Figure 4: Architecture for position (horizontal and vertical) parameter regression for closest point/vertex estimation.
Transfer learning is central for optimal energy estimation, which is especially challenging for SL events due to topology and limited lever arm. Projecting DCN activations onto a subspace that captures the principal explanatory variance yields modest but meaningful gains in regression quality for both shower and track branches.
Figure 5: Energy regression module which utilizes PCA-distilled features from prior spatial networks.
Event Classification and Transfer Learning
The event classification step — distinguishing between track and shower topologies — benefits directly from transfer learning: convolutional blocks from spatial reconstruction networks are frozen and concatenated in parallel, providing high-level feature descriptors as input to the classifier FFN. With this architecture, N-fit achieves accuracies of approximately 80%, with recall and precision metrics for tracks and showers in the 75–85% range.
Figure 6: Classifier architecture integrating frozen convolutional features from multiple spatial reconstruction branches.
Extensive robustness checks, including K-fold cross-validation (both randomly partitioned and temporally sorted), demonstrate negligible dependence on data splits or operational history. Application to pure background inputs produces random reconstructions with high predicted uncertainties, validating the physical behavior of the model in edge cases.
Comparison between MC and real data, performed through distributions of reconstructed zenith and azimuth, reveals close correspondence, particularly once strict quality cuts on angular uncertainty are enforced. This affirms the transferability of N-fit models, trained purely on MC, to real experimental data.

Figure 7: Comparison of reconstructed zenith and azimuth angle distributions for MC simulations and ANTARES data, showing agreement after uncertainty-based quality cut.
Application to an IceCube-alert follow-up on a blazar (PKS 0735+17) illustrates the physics reach of N-fit. The methodology allows computation of upper limits on neutrino fluence at energies significantly below 30 GeV, a regime inaccessible to traditional multi-line reconstructions and previously unattainable for SL events in ANTARES.
Conclusion
This work establishes a rigorous, modular deep learning approach to the reconstruction and classification of single-line events in underwater Cherenkov telescopes. The integration of DCNs, MDNs, and transfer learning produces marked enhancements in angular and energy resolution for challenging event topologies. The modular logic of N-fit ensures flexibility and extensibility for future upgrades, and the demonstrated robustness on both simulated and real data paves the way for cross-detector adoption in next-generation experiments such as KM3NeT.
Theoretical implications include the demonstration that feature transfer across modular DNN structures is essential for maximizing performance given complex, under-constrained inverse problems in astroparticle physics. Practically, N-fit enhances sensitivity in low-energy neutrino searches and multimessenger campaigns, thus expanding the scientific reach of underwater neutrino telescopes.

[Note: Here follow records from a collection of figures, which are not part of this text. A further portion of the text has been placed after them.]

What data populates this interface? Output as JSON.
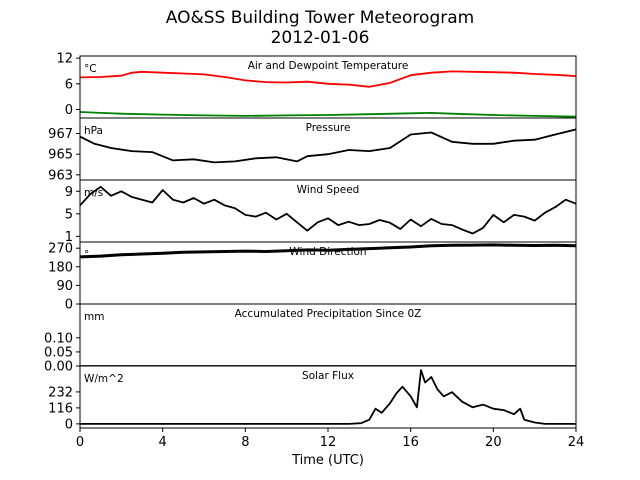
{
  "figure": {
    "title": "AO&SS Building Tower Meteorogram",
    "subtitle": "2012-01-06",
    "xlabel": "Time (UTC)"
  },
  "chart_data": [
    {
      "type": "line",
      "title": "Air and Dewpoint Temperature",
      "ylabel": "°C",
      "xlim": [
        0,
        24
      ],
      "ylim": [
        -2,
        12.5
      ],
      "yticks": [
        "0",
        "6",
        "12"
      ],
      "ytick_values": [
        0,
        6,
        12
      ],
      "series": [
        {
          "color": "#ff0000",
          "x": [
            0,
            1,
            2,
            2.5,
            3,
            4,
            5,
            6,
            7,
            8,
            9,
            10,
            11,
            12,
            13,
            14,
            15,
            16,
            17,
            18,
            19,
            20,
            21,
            22,
            23,
            24
          ],
          "values": [
            7.5,
            7.6,
            7.9,
            8.6,
            8.8,
            8.6,
            8.4,
            8.2,
            7.6,
            6.8,
            6.4,
            6.3,
            6.5,
            6.0,
            5.8,
            5.3,
            6.2,
            8.0,
            8.6,
            8.9,
            8.8,
            8.7,
            8.6,
            8.3,
            8.1,
            7.8
          ]
        },
        {
          "color": "#008000",
          "x": [
            0,
            1,
            2,
            4,
            6,
            8,
            10,
            12,
            14,
            16,
            17,
            18,
            20,
            22,
            24
          ],
          "values": [
            -0.6,
            -0.8,
            -1.0,
            -1.2,
            -1.4,
            -1.5,
            -1.4,
            -1.3,
            -1.1,
            -0.9,
            -0.8,
            -1.0,
            -1.3,
            -1.5,
            -1.7
          ]
        }
      ]
    },
    {
      "type": "line",
      "title": "Pressure",
      "ylabel": "hPa",
      "xlim": [
        0,
        24
      ],
      "ylim": [
        962.5,
        968.5
      ],
      "yticks": [
        "963",
        "965",
        "967"
      ],
      "ytick_values": [
        963,
        965,
        967
      ],
      "series": [
        {
          "color": "#000000",
          "x": [
            0,
            0.7,
            1.5,
            2.5,
            3.5,
            4.5,
            5.5,
            6.5,
            7.5,
            8.5,
            9.5,
            10.5,
            11,
            12,
            13,
            14,
            15,
            16,
            17,
            18,
            19,
            20,
            21,
            22,
            23,
            24
          ],
          "values": [
            966.7,
            966.0,
            965.6,
            965.3,
            965.2,
            964.4,
            964.5,
            964.2,
            964.3,
            964.6,
            964.7,
            964.3,
            964.8,
            965.0,
            965.4,
            965.3,
            965.6,
            966.9,
            967.1,
            966.2,
            966.0,
            966.0,
            966.3,
            966.4,
            966.9,
            967.4
          ]
        }
      ]
    },
    {
      "type": "line",
      "title": "Wind Speed",
      "ylabel": "m/s",
      "xlim": [
        0,
        24
      ],
      "ylim": [
        0,
        11
      ],
      "yticks": [
        "1",
        "5",
        "9"
      ],
      "ytick_values": [
        1,
        5,
        9
      ],
      "series": [
        {
          "color": "#000000",
          "x": [
            0,
            0.5,
            1,
            1.5,
            2,
            2.5,
            3,
            3.5,
            4,
            4.5,
            5,
            5.5,
            6,
            6.5,
            7,
            7.5,
            8,
            8.5,
            9,
            9.5,
            10,
            10.5,
            11,
            11.5,
            12,
            12.5,
            13,
            13.5,
            14,
            14.5,
            15,
            15.5,
            16,
            16.5,
            17,
            17.5,
            18,
            18.5,
            19,
            19.5,
            20,
            20.5,
            21,
            21.5,
            22,
            22.5,
            23,
            23.5,
            24
          ],
          "values": [
            6.5,
            8.5,
            9.8,
            8.2,
            9.0,
            8.0,
            7.5,
            7.0,
            9.2,
            7.5,
            7.0,
            7.8,
            6.8,
            7.5,
            6.5,
            6.0,
            4.8,
            4.5,
            5.2,
            4.0,
            5.0,
            3.5,
            2.0,
            3.5,
            4.2,
            3.0,
            3.6,
            3.0,
            3.2,
            3.9,
            3.4,
            2.3,
            4.0,
            2.8,
            4.1,
            3.2,
            3.0,
            2.2,
            1.5,
            2.5,
            4.8,
            3.5,
            4.8,
            4.5,
            3.8,
            5.2,
            6.2,
            7.5,
            6.8
          ]
        }
      ]
    },
    {
      "type": "line",
      "title": "Wind Direction",
      "ylabel": "°",
      "xlim": [
        0,
        24
      ],
      "ylim": [
        0,
        300
      ],
      "yticks": [
        "0",
        "90",
        "180",
        "270"
      ],
      "ytick_values": [
        0,
        90,
        180,
        270
      ],
      "series": [
        {
          "color": "#000000",
          "x": [
            0,
            1,
            2,
            3,
            4,
            5,
            6,
            7,
            8,
            9,
            10,
            11,
            12,
            13,
            14,
            15,
            16,
            17,
            18,
            19,
            20,
            21,
            22,
            23,
            24
          ],
          "values": [
            228,
            232,
            238,
            242,
            246,
            250,
            252,
            254,
            256,
            254,
            258,
            262,
            260,
            264,
            268,
            272,
            276,
            282,
            284,
            285,
            286,
            284,
            283,
            284,
            282
          ]
        }
      ]
    },
    {
      "type": "line",
      "title": "Accumulated Precipitation Since 0Z",
      "ylabel": "mm",
      "xlim": [
        0,
        24
      ],
      "ylim": [
        0,
        0.22
      ],
      "yticks": [
        "0.00",
        "0.05",
        "0.10"
      ],
      "ytick_values": [
        0,
        0.05,
        0.1
      ],
      "series": [
        {
          "color": "#000000",
          "x": [
            0,
            24
          ],
          "values": [
            0,
            0
          ]
        }
      ]
    },
    {
      "type": "line",
      "title": "Solar Flux",
      "ylabel": "W/m^2",
      "xlim": [
        0,
        24
      ],
      "ylim": [
        -30,
        420
      ],
      "yticks": [
        "0",
        "116",
        "232"
      ],
      "ytick_values": [
        0,
        116,
        232
      ],
      "series": [
        {
          "color": "#000000",
          "x": [
            0,
            13,
            13.6,
            14,
            14.3,
            14.6,
            15,
            15.3,
            15.6,
            16,
            16.3,
            16.5,
            16.7,
            17,
            17.3,
            17.6,
            18,
            18.5,
            19,
            19.5,
            20,
            20.5,
            21,
            21.3,
            21.5,
            22,
            22.5,
            24
          ],
          "values": [
            0,
            0,
            5,
            30,
            110,
            80,
            150,
            220,
            270,
            200,
            120,
            390,
            300,
            340,
            250,
            200,
            230,
            160,
            120,
            140,
            110,
            100,
            70,
            110,
            30,
            10,
            0,
            0
          ]
        }
      ]
    }
  ],
  "x_axis": {
    "ticks": [
      "0",
      "4",
      "8",
      "12",
      "16",
      "20",
      "24"
    ],
    "tick_values": [
      0,
      4,
      8,
      12,
      16,
      20,
      24
    ]
  }
}
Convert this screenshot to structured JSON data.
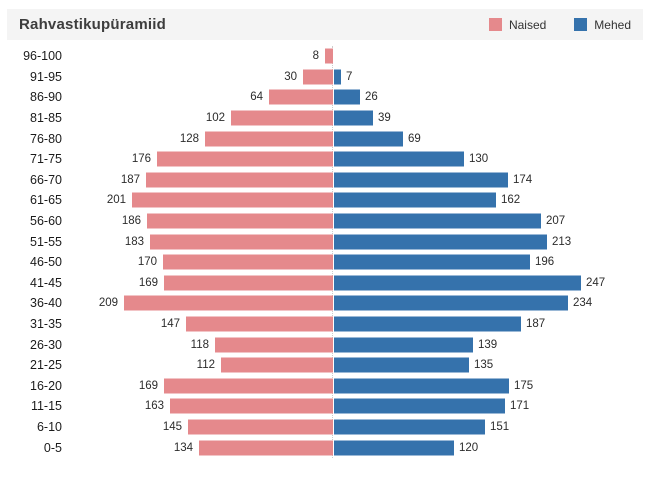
{
  "header": {
    "title": "Rahvastikupüramiid",
    "legend": [
      {
        "label": "Naised",
        "color": "#E5898C"
      },
      {
        "label": "Mehed",
        "color": "#3572AC"
      }
    ]
  },
  "chart_data": {
    "type": "bar",
    "variant": "population-pyramid",
    "title": "Rahvastikupüramiid",
    "xlabel": "",
    "ylabel": "",
    "legend_position": "top-right",
    "grid": "dotted-center-axis-only",
    "axis": {
      "value_max": 250,
      "center_axis": true
    },
    "categories": [
      "96-100",
      "91-95",
      "86-90",
      "81-85",
      "76-80",
      "71-75",
      "66-70",
      "61-65",
      "56-60",
      "51-55",
      "46-50",
      "41-45",
      "36-40",
      "31-35",
      "26-30",
      "21-25",
      "16-20",
      "11-15",
      "6-10",
      "0-5"
    ],
    "series": [
      {
        "name": "Naised",
        "side": "left",
        "color": "#E5898C",
        "values": [
          8,
          30,
          64,
          102,
          128,
          176,
          187,
          201,
          186,
          183,
          170,
          169,
          209,
          147,
          118,
          112,
          169,
          163,
          145,
          134
        ]
      },
      {
        "name": "Mehed",
        "side": "right",
        "color": "#3572AC",
        "values": [
          null,
          7,
          26,
          39,
          69,
          130,
          174,
          162,
          207,
          213,
          196,
          247,
          234,
          187,
          139,
          135,
          175,
          171,
          151,
          120
        ]
      }
    ]
  }
}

Future developments may focus on (1) integrating more advanced architectures (e.g., GNNs for topology-agnostic inputs), (2) further improvements in uncertainty quantification via normalizing flows or Bayesian deep learning, and (3) adapting the presented techniques to hybrid or multi-detector environments. The adoption of N-fit’s methodology represents a new standard for analysis in high-dimensional, information-sparse contexts in astroparticle experiments.